Adding to an ever-growing list of Boeing public relations issues, the aircraft manufacturer has informed the US Federal Aviation Administration (FAA) that some of its 737 jets may have “improperly manufactured” wing parts that don’t meet strength and durability standards.

The FAA said Sunday that the issue affects some of the slat tracks in Boeing’s Next Generation (NG) and Max aircraft, including 32 NG and 33 Max jets in the US. The FAA said that the issue may affect as many as 148 parts manufactured by a Boeing supplier, adding that the faulty parts “may be susceptible to premature failure or cracks.”

“Although a complete failure of a leading edge slat track would not result in the loss of the aircraft, a risk remains that a failed part could lead to aircraft damage in flight,” the FAA said.

The investigation was jointly conducted by Boeing and the FAA Certificate Management Office (CMO), and Boeing alerted the FAA to the issue.
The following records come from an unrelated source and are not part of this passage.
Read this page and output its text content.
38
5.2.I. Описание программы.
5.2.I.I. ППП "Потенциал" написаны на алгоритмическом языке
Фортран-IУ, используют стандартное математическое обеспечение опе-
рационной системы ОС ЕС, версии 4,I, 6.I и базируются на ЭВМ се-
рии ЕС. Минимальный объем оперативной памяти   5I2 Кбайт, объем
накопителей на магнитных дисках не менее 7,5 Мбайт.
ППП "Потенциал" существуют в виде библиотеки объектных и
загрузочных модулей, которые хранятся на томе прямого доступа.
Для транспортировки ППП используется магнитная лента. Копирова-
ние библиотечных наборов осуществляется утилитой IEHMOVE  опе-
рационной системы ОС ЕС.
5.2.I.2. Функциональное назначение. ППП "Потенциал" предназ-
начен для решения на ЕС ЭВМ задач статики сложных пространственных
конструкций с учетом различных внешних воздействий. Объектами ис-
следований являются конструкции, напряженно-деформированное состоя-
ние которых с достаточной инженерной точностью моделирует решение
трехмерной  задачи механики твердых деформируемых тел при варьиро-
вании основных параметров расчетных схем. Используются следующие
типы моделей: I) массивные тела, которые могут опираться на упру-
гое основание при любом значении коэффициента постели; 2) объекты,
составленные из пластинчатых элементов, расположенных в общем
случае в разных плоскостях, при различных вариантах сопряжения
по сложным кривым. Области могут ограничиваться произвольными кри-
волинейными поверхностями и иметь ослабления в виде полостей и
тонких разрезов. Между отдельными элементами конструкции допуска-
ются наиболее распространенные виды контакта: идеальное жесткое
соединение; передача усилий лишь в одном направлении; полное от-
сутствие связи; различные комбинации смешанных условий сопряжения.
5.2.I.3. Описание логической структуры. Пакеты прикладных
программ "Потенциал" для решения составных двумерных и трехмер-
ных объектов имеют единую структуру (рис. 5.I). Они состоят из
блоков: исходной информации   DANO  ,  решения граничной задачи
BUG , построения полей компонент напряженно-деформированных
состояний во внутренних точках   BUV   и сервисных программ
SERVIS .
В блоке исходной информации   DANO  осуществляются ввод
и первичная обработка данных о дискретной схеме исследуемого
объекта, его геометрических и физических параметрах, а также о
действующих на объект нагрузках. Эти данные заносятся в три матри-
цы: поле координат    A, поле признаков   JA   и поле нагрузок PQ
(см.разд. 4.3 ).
The FAA said it will notify carriers who operate the planes with a mandatory directive to remove any faulty parts in question within 10 days. It has also informed international aviation officials as to the finding.

The FAA reported that 133 NG and 179 Max aircraft worldwide were potentially affected by the issue. Boeing said in a news release it identified only 21 NGs and 20 Maxes likely to contain the parts, but said that it recommended another 112 NGs and 159 Maxes be examined to “ensure a thorough assessment.” Boeing added that it is working to minimise downtime while the replacement parts are installed.

“We are committed to supporting our customers in every way possible as they identify and replace these potentially non-conforming tracks,” Kevin McAllister, president and CEO of Boeing Commercial Airplanes, said in a statement.

A spokesperson for American Airlines told Gizmodo by email that the issue did not impact any of the 737 NG aircraft that it operates. Southwest Airlines told CNBC that it plans to “fully comply with any service and regulatory requirements” and will review the NG and Max jets in its own fleet.

After two deadly crashes involving Boeing 737 Max planes killed a combined 346 people, the FAA in March ordered all Max-8 and Max-9 aircraft to be grounded. Both crashes are still being investigated, though it’s suspected that an anti-stall system known as MCAS may have played a significant part in the incidents.

During a press conference last month, acting head of the FAA Daniel Elwell indicated there is currently no set schedule for clearing the jets for commercial flight. Per the BBC, Elwell said at the time that if the process “takes a year to find everything we need to give us the confidence to lift the [grounding] order so be it.”